The interplay among the four women and their relations with men fueled the comedy, and the show amassed a big audience and 10 Emmys, including two as best comedy series and individual awards for each of the stars.
In 2008, when Arthur was inducted in the TV Academy Hall of Fame, Arthur pointed to the role as the highlight of her long career.
“A lot of that had to do with the fact that I felt, `Ah, yes, I belong here,'” Arthur said.
Arthur’s biggest Broadway triumph came in 1966 as Vera Charles, Angela Lansbury’s acerbic friend in the musical “Mame,” directed by Saks. Richard Watts of the New York Post called her performance “a portrait in acid of a savagely witty, cynical and serpent-tongued woman.” She won a Tony Award for the role.
“There was no one else like Bea,” said “Mame” composer Jerry Herman. “She would make us laugh during `Mame’ rehearsals with a look or with a word. She didn’t need dialogue. I don’t know if I can say that about any other person I ever worked with.”

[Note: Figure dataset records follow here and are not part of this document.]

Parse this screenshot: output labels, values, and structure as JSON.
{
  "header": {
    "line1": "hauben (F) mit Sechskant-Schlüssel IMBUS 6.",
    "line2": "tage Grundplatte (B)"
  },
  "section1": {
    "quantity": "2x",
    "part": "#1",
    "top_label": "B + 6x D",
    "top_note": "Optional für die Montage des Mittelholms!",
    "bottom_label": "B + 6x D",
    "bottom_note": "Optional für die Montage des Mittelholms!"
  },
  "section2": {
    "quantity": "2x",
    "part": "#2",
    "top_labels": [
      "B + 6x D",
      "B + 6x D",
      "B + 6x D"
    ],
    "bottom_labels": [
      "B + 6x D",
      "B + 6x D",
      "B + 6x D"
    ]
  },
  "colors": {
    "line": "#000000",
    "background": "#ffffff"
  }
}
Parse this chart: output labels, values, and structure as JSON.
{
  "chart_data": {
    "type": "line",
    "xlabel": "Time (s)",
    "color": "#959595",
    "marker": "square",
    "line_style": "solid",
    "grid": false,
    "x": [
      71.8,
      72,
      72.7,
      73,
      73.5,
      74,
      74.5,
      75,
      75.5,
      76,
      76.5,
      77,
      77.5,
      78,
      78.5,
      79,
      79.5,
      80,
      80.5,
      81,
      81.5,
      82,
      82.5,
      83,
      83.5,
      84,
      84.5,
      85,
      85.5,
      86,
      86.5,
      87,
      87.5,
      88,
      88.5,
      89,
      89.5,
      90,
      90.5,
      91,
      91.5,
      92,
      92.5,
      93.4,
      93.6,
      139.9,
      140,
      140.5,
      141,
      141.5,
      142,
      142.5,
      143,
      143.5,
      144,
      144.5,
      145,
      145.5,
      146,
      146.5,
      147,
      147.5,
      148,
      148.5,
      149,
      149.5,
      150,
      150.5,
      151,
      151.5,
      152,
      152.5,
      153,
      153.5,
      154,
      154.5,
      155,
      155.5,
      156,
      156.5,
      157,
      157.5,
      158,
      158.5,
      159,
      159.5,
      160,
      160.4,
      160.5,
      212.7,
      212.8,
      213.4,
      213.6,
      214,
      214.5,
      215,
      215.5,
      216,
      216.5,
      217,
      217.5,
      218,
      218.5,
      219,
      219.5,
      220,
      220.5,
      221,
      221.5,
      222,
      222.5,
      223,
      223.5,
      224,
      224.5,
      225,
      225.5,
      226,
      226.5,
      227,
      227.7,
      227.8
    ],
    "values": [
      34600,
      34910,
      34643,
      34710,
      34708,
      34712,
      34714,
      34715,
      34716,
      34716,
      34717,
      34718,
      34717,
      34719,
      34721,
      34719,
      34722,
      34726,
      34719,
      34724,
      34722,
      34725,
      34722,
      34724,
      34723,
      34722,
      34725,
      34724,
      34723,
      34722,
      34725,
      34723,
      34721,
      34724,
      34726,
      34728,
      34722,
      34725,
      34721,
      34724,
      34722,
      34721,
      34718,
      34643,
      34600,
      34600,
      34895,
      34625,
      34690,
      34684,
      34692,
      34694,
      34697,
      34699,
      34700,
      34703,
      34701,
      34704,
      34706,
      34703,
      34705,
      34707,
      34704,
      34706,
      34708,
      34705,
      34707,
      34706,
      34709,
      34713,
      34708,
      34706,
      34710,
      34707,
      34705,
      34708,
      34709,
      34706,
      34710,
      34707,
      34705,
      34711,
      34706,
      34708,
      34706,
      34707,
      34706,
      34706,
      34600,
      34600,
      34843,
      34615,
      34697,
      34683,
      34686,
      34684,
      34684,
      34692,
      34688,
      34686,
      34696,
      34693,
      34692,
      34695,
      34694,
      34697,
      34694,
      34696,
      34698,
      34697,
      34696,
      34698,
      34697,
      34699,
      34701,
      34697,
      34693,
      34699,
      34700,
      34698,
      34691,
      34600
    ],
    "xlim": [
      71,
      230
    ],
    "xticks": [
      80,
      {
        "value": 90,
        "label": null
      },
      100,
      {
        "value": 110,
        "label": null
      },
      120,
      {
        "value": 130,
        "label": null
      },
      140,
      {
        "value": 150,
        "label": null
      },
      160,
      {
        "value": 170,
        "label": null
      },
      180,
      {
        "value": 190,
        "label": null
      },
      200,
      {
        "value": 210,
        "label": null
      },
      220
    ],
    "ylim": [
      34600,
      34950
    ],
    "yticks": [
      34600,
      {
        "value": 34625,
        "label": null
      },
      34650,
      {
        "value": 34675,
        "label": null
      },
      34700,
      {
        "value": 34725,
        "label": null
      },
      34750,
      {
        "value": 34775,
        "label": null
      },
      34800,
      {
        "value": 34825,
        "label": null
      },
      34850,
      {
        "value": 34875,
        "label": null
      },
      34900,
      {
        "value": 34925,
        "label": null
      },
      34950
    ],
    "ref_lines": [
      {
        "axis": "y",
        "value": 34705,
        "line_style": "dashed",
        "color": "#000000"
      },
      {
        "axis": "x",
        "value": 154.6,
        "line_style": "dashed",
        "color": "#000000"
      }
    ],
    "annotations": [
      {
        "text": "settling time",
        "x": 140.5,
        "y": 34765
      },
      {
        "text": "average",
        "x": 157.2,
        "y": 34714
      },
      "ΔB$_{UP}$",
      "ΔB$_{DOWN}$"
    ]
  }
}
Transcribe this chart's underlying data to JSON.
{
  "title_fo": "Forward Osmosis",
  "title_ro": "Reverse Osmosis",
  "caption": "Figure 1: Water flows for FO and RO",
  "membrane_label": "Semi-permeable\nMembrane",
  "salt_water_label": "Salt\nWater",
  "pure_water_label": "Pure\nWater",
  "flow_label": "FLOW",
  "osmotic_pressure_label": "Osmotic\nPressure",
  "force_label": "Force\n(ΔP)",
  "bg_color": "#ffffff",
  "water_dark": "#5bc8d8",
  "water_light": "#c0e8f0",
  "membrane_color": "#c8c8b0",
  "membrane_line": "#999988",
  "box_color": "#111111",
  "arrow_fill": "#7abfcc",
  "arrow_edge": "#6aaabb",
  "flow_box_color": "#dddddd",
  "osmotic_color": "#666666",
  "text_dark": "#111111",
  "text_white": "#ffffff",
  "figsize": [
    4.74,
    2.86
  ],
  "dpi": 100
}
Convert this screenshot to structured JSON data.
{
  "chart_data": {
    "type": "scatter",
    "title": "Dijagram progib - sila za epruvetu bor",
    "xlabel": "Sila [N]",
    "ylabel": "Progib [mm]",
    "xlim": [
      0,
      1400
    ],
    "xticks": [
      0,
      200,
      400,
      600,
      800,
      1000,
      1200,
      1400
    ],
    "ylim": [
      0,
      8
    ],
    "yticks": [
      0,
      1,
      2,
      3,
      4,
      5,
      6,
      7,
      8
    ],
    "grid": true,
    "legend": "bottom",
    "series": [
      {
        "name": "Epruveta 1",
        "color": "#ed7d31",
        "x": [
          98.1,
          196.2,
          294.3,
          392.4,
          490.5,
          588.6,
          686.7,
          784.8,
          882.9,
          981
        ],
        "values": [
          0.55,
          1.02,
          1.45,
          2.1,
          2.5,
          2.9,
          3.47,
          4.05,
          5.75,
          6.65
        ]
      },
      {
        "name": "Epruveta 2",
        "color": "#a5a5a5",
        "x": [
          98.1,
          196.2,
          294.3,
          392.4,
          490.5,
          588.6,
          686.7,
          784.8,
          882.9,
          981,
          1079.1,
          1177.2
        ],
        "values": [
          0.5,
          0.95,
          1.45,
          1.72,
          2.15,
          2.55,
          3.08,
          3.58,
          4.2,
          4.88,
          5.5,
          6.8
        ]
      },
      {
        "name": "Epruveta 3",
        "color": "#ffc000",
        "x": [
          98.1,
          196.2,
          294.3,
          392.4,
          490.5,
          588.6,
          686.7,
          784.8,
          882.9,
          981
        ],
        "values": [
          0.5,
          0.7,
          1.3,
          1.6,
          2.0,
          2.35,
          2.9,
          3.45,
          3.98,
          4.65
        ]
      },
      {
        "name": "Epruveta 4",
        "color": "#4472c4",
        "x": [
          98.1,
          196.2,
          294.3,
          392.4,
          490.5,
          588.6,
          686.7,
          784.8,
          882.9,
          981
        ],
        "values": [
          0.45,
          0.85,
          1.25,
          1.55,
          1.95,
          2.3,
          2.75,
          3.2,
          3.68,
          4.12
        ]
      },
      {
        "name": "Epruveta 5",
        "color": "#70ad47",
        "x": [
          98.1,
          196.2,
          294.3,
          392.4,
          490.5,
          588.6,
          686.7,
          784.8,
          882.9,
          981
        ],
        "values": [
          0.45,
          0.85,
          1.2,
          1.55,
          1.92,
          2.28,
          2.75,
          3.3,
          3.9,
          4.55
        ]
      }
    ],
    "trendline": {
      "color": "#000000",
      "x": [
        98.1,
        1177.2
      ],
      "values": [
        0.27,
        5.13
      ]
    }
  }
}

Angela Lansbury said, “Bea Arthur and I first met when we did ‘Mame’ together in 1965. She became and has remained ‘My Bosom Buddy’ ever since. I am deeply saddened by her passing, but also relieved that she is released from the pain. I spoke to Matt, her son, yesterday and I was aware that her time was imminent. She was a rare and unique performer and a dear, dear friend.”
In recent years, Arthur made guest appearances on shows including Curb Your Enthusiasm and Malcolm in the Middle. She also toured Australia appearing at the Melbourne Comedy Festival.
Arthur is survived by her sons and two granddaughters.